Маленькая гостиничка-флигель в усадьбе Дома ветеранов сцены. В окнах тусклая Невка ловит редкие искры с обоих берегов. Ноябрьский вечер, но заслуженные батареи честно отдают тепло, у нас есть кипятильничек, есть индийский чай, лимон и пастила, пожалованная ветераном сцены славной Еленой Алексеевной Одоевской. Ее улыбка все еще пребывает на этой розовой пастиле. Кокетливый дырявый абажур набросил на нас уютную паутину. Настоящий бидермайер, он располагает к раздумчивому собеседованию, полному взаимной любезности. И не надобно никаких жгучих командировочных коньяков и громких яблок на закуску.
Тихо, скромно расходились все по каменным щелям. Пролетарии валились, свой приняв киндербальзам. Только скрип на звонкой суше, редко-редко мир нарушит писк нордических ледей — чутки каменные уши опустелых площадей.
Его фамилия Шевич, он главный режиссер одного из поволжских театров. Совсем немолод, брюхаст, с глубокими залысинами, курносый и губастый. Шевич заметно шепелявит. Все это по-своему гармонирует с его фамилией и напоминает об одном историко-литературном князе, сочинителе комедий. Он щипал актрис, то нежно, то сурово, и отважно сражался с самим Карамзиным.
Шевич — добродушный кающийся грешник, его согревает расположение даже такого молокососа, как я. Но грешник заслуженный, это видно по его тревожным глазам и привычке оглядываться на окна.
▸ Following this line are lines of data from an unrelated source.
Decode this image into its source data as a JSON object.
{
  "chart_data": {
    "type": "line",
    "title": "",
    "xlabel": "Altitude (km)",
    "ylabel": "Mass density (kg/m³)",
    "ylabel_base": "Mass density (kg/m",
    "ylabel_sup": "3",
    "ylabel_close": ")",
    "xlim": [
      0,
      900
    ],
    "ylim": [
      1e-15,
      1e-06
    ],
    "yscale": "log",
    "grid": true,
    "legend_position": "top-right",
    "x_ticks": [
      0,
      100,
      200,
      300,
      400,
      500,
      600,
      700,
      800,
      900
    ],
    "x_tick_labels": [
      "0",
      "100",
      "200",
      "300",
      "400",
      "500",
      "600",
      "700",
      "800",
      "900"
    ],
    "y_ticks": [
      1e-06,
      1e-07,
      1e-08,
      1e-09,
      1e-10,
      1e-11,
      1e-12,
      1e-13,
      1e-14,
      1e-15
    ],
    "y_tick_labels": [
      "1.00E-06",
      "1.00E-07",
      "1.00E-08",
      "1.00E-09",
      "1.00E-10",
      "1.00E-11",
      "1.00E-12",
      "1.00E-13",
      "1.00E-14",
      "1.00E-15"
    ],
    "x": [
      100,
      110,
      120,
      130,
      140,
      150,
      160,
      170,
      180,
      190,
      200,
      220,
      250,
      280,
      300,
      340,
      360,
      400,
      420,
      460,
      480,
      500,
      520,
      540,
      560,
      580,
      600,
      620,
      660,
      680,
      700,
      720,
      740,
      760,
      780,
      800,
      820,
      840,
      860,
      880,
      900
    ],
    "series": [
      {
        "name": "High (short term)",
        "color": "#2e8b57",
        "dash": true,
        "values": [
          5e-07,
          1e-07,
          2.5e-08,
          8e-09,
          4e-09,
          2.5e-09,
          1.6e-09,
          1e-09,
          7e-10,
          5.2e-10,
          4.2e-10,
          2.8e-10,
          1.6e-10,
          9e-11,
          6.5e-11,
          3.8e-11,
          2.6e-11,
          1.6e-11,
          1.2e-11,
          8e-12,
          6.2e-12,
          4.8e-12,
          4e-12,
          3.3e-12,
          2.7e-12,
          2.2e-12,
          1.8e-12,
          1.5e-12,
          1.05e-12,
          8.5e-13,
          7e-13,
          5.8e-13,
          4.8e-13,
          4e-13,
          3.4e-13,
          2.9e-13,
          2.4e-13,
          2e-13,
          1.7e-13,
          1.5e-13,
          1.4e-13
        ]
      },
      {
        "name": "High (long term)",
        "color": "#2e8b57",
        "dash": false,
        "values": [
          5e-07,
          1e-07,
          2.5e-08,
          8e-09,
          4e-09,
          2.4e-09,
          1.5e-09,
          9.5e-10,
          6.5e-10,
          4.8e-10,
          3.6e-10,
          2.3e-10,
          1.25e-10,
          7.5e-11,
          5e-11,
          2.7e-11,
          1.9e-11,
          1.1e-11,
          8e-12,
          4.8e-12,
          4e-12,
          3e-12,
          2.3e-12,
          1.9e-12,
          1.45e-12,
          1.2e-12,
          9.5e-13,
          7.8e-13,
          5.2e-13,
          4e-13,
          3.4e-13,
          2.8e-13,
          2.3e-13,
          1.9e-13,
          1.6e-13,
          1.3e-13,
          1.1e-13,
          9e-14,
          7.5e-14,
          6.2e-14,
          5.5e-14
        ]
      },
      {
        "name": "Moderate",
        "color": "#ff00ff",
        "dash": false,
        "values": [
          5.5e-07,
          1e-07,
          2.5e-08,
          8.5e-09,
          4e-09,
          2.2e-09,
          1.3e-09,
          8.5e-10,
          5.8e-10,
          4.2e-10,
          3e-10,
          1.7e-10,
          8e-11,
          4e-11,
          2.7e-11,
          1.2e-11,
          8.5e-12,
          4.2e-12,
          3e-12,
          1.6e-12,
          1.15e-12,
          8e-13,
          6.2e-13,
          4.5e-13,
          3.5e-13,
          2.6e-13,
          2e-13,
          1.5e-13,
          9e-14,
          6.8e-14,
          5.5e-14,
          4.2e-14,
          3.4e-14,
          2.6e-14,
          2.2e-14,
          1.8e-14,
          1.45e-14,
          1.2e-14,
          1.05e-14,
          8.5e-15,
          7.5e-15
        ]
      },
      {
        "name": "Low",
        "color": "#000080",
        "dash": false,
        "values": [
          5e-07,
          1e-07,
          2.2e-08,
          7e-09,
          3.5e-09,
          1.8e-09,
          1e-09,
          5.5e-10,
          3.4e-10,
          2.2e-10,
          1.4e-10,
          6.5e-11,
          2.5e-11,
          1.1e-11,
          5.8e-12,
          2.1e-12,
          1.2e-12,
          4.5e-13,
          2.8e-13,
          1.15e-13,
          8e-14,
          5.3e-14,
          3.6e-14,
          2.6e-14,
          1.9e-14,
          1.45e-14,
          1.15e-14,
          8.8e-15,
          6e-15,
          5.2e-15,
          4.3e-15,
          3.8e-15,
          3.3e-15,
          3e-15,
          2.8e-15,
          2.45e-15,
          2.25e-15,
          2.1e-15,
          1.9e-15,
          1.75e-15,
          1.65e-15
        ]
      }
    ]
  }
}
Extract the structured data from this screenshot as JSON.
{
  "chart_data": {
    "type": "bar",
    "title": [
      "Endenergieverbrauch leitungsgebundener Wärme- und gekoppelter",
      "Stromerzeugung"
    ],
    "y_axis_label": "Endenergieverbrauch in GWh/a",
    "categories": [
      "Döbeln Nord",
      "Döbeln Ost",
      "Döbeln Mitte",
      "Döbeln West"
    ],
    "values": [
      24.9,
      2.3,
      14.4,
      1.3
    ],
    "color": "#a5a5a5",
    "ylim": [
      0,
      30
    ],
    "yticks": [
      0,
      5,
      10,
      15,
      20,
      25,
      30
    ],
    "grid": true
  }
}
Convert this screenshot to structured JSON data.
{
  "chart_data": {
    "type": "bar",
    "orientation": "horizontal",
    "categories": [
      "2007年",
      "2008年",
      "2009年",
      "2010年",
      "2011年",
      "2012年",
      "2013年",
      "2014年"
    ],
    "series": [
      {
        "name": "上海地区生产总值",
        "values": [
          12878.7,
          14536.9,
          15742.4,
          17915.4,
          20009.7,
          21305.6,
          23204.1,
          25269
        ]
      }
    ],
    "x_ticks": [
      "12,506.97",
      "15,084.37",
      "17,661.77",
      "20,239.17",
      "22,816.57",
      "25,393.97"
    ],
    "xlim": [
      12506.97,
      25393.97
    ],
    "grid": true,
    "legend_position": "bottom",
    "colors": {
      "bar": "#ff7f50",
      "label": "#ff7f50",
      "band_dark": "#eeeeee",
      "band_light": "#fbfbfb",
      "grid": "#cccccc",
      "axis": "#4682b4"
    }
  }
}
— От моего старого друга, театрального художника Визенталя, — бормочет он, — мне достался старый попугай. Серый попугай жако. Исай умер, одинокий, в захламленной квартире, и я забрал жакошку к себе. Его звали Пиня. И вот представьте себе, Володя, он встречает меня вечерами голосом Исая: кто пришел? Кого черт принес? Шевич-мевич, где ты был? Исая нет, и он есть — голос его хриплый, нетрезвый. Прошло с полгода, и вдруг Пиня заговорил моим голосом. Я его учил: быть или не быть? И еще: партия и Ленин — близнецы-братья. И про Исая Пиня забыл, как отрезало. И я понял, что Визенталь только через полгода умер окончательно. У вас бывали такие случаи, Володя?
— Нет, — отвечаю я, — что вы!
Мне смешно, что Шевич, из желания угодить, явно преувеличивает мою опытность. Нет, я не хоронил ни старых, ни юных друзей и попугаев видел разве что в кино («Пиастры! Пиастры!»).
— Давайте будем укладываться, — говорит Шевич, — взбивая подушку, — погода располагает. Спокойствие-то какое! Вы возьмите веревочку, если что — дергайте, не стесняйтесь!
Один конец веревочки привязан к большому пальцу его правой ноги. Во сне он громко, раскатисто храпит, и постояльцы во всех шести номерах флигеля уже обзавелись ватой. У меня, кроме ваты, наготове еще и вторая подушка — все-таки мне спать в одной комнате с ним и первому принимать удар. Но помогало это слабо, и я со вздохом привязываю свой конец шпагата на указательный палец и произвожу контрольный поддерг.
— Вы мне ногу оторвете, — умиляется Шевич, — полегче, Володя, я почувствую.
Завтра в рукописном отделе Публички мне вновь выдадут бумаги великого русского поэта и, закрыв глаза, я уже вижу их: строчки, осекаясь в перечеркиваниях, плывут корабликами, и кругом восклицательные знаки. В черновиках вдохновенный поэт был щедр на восклицательные знаки. В печати их повсеместно заменяли разумные точки.
Флигель заснул в полном молчании. Как ни удивительно, Шевич не разбудил нас ни разу. И поднявшийся ветер приятно углублял наш сон.
В полночь ветер взвыл, и валом море вздыбило Неву, раздались вовне каналы, воды в новую канву находили путь свой хищный, ширясь в ярости излишней. Ветер выл, как в чистом поле, над пучиною льдяной, с Петроградом охлажденным, с Петроградом омраченным он играл самодовольно, как с потешкою иной. Нет спасенья! Мглой одеты, уж сдаются парапеты, хлещут зыби через край. И шипят в земле скелеты между лиственничных свай. Уязвленный град Петра, доживешь ли до утра?
Раньше всех проснулись девочки из новосибирского кордебалета. Эти девочки с колоннадными ногами и непреклонными лицами «воспитанниц» первыми вышли на высокое каменное крыльцо и закричали мужскими голосами.
Прочие постояльцы, наскоро накидывая одежду, отрываясь от кранов с мертвой холодной водой, выбегали на крыльцо и разделяли их ужас. Сегодня ни в Мариинку, ни в публичную библиотеку, ни в любой другой храм высокой культуры мы не попадали.